I miss Christopher Nolan. Never mind that it has been less than four years since his final Batman film and fewer than 18 months since his most recent directorial effort, “Interstellar.” He understood that the scope of a sprawling comic book movie could be an epic canvas for ambitious thematic and aesthetic content, not just an excuse for bombast and branding.
He has, inexplicably, turned over the keys to the kingdom to Zack Snyder, a director full of sound and fury that signifies nothing. He has an eye and a knack for style, to give him some credit, but Snyder never deploys it in use of a story or an idea. He’s all showmanship for its own sake – surfaces above substance, declaration over development.
As if 2013’s “Man of Steel” was not nauseating enough, he arrives with an “Avengers”-ified sequel in “Batman v Superman: Dawn of Justice.” It’s roughly the cinematic equivalent of Kim Kardashian’s “Break the Internet” magazine cover. Call it “Break the Box Office,” if you will, as it’s already crushing at the box office this year. The film is practically incoherent and only gets more pointless and frustrating with each new turn. With each successive insipid development, the experience is as numbing as it is infuriating.

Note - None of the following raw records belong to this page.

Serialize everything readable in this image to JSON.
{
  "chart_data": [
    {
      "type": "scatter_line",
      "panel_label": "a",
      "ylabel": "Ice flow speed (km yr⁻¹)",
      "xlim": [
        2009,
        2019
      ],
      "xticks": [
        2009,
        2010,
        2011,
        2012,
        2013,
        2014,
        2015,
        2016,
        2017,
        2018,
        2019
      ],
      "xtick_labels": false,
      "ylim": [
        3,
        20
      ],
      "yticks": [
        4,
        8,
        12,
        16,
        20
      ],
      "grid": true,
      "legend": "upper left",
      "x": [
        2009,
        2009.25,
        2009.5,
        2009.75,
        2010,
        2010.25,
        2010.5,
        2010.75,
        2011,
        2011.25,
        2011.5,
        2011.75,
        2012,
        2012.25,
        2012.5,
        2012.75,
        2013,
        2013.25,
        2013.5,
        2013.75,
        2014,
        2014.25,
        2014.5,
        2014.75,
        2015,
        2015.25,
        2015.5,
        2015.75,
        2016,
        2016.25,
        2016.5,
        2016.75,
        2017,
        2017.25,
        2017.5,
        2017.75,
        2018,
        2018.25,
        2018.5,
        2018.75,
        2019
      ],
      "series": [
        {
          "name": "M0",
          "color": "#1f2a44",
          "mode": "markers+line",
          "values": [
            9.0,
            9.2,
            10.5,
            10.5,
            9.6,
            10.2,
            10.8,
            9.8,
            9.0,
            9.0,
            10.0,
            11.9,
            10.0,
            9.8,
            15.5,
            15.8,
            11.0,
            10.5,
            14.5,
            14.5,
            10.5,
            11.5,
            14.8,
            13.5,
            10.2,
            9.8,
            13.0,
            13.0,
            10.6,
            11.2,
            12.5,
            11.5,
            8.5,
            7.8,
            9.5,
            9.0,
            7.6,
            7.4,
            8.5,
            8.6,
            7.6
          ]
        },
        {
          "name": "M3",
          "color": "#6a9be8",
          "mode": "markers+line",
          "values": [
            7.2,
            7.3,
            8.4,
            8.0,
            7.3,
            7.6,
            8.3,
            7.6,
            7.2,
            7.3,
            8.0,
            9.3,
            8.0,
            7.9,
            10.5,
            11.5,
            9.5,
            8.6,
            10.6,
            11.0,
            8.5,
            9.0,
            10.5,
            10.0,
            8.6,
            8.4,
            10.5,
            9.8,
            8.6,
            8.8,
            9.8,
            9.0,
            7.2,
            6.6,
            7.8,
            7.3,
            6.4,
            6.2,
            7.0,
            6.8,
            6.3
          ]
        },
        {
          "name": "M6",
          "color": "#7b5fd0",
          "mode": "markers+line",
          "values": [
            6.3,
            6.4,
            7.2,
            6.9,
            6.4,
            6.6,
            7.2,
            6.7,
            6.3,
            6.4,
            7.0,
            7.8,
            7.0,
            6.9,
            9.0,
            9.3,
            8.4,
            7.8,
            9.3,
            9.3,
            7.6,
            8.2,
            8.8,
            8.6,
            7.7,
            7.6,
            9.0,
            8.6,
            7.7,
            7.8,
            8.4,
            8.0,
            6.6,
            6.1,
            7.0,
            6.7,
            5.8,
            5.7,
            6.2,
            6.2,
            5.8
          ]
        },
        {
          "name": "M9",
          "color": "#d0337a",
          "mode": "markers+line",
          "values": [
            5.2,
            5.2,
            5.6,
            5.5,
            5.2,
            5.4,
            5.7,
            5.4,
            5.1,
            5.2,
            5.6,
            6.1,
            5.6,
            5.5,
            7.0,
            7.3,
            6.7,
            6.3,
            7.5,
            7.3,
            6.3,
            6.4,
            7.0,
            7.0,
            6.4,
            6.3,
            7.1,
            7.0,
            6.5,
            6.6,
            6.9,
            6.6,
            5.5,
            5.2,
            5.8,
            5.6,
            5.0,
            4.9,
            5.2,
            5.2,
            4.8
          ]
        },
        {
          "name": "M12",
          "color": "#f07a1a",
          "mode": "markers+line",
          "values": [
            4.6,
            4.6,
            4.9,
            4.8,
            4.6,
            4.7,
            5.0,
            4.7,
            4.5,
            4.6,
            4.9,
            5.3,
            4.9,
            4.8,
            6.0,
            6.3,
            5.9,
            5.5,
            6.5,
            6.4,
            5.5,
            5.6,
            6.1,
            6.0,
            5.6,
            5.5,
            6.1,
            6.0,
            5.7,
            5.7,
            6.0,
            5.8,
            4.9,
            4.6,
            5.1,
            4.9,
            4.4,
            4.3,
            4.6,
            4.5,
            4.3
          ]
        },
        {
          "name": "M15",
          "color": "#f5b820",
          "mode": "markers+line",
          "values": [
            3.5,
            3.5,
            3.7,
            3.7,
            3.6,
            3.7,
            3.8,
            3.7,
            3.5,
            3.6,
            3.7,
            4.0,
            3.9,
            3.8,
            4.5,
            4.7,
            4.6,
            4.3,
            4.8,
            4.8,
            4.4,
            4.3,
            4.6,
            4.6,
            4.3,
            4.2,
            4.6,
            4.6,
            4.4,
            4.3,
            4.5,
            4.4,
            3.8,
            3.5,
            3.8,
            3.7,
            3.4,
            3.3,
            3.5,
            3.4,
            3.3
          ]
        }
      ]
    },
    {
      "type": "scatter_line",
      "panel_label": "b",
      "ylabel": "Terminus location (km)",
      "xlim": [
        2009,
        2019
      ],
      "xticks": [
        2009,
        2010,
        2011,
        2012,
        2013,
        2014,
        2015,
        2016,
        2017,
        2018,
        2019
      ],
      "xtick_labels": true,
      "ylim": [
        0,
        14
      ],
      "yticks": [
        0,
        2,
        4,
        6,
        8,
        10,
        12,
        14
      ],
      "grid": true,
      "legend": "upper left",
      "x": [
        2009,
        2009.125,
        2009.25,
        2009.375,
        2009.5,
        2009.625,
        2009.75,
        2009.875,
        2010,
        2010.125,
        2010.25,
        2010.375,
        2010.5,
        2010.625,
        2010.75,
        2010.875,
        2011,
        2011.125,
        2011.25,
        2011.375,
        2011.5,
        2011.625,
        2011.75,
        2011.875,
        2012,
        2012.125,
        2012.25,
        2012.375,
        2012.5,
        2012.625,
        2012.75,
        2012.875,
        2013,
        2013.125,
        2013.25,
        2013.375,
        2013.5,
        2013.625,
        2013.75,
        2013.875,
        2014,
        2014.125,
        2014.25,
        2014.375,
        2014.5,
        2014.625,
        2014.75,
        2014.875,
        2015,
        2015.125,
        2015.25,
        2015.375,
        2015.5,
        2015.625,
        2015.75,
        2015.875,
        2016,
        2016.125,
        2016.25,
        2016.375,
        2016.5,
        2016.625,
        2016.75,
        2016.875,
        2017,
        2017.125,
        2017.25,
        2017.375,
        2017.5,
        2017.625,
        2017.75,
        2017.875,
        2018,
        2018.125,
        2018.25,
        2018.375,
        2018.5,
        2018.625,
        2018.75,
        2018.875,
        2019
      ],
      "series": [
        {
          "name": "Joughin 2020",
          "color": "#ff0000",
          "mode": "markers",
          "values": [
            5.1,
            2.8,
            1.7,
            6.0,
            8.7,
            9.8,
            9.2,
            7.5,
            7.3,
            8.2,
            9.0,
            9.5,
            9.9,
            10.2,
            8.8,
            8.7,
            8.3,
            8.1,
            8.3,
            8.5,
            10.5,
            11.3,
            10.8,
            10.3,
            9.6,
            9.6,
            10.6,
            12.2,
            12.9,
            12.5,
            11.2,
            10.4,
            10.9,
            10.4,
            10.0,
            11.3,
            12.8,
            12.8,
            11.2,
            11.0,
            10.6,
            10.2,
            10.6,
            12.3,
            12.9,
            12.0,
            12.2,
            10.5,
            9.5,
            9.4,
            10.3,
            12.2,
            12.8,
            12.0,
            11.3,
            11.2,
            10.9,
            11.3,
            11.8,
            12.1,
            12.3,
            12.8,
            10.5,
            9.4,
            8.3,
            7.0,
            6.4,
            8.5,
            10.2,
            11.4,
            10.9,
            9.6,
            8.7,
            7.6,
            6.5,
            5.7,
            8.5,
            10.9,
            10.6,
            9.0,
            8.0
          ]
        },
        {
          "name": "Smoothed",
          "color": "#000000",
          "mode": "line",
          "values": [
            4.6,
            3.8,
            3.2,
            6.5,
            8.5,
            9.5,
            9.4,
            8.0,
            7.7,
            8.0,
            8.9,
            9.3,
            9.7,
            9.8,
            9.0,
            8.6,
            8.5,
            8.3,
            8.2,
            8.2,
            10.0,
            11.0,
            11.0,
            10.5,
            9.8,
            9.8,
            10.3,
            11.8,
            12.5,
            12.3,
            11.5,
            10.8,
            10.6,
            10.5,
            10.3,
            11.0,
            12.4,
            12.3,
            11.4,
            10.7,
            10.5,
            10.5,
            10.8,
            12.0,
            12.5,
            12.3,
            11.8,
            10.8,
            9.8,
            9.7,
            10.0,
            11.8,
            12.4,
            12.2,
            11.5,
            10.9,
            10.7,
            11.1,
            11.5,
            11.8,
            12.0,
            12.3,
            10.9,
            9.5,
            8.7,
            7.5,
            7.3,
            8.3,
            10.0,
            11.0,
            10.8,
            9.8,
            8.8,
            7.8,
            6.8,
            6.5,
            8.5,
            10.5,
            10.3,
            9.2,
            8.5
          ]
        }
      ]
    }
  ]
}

Snyder is more concerned that we notice the giant CGI pearls snapped at the murder of Bruce Wayne’s mother than providing context or rationale for this universe in which the film takes place. So two superheroes, Batman and Superman, have been living across the water from each other … and that was not worth mentioning in “Man of Steel?” While it’s nice that the film does not waste time rehashing an origin story, clearly Ben Affleck’s Batman is much different than Christian Bale’s. He’s more overtly villainous and cynical – but why?
Perhaps these questions might have been answered in the many scenes left on the cutting room floor. These crucial contextual bits are more important than ever as they could give the franchise a headwind as it launches a bevy of spinoffs and sequels. Marvel movies are bearable because their brain trust actually cares about their characters. They might ultimately succumb to formulaic plots, sure, but they at least understand that audiences want to get attached to these larger-than-life figures. Come and forget the action, stay and remember the characters.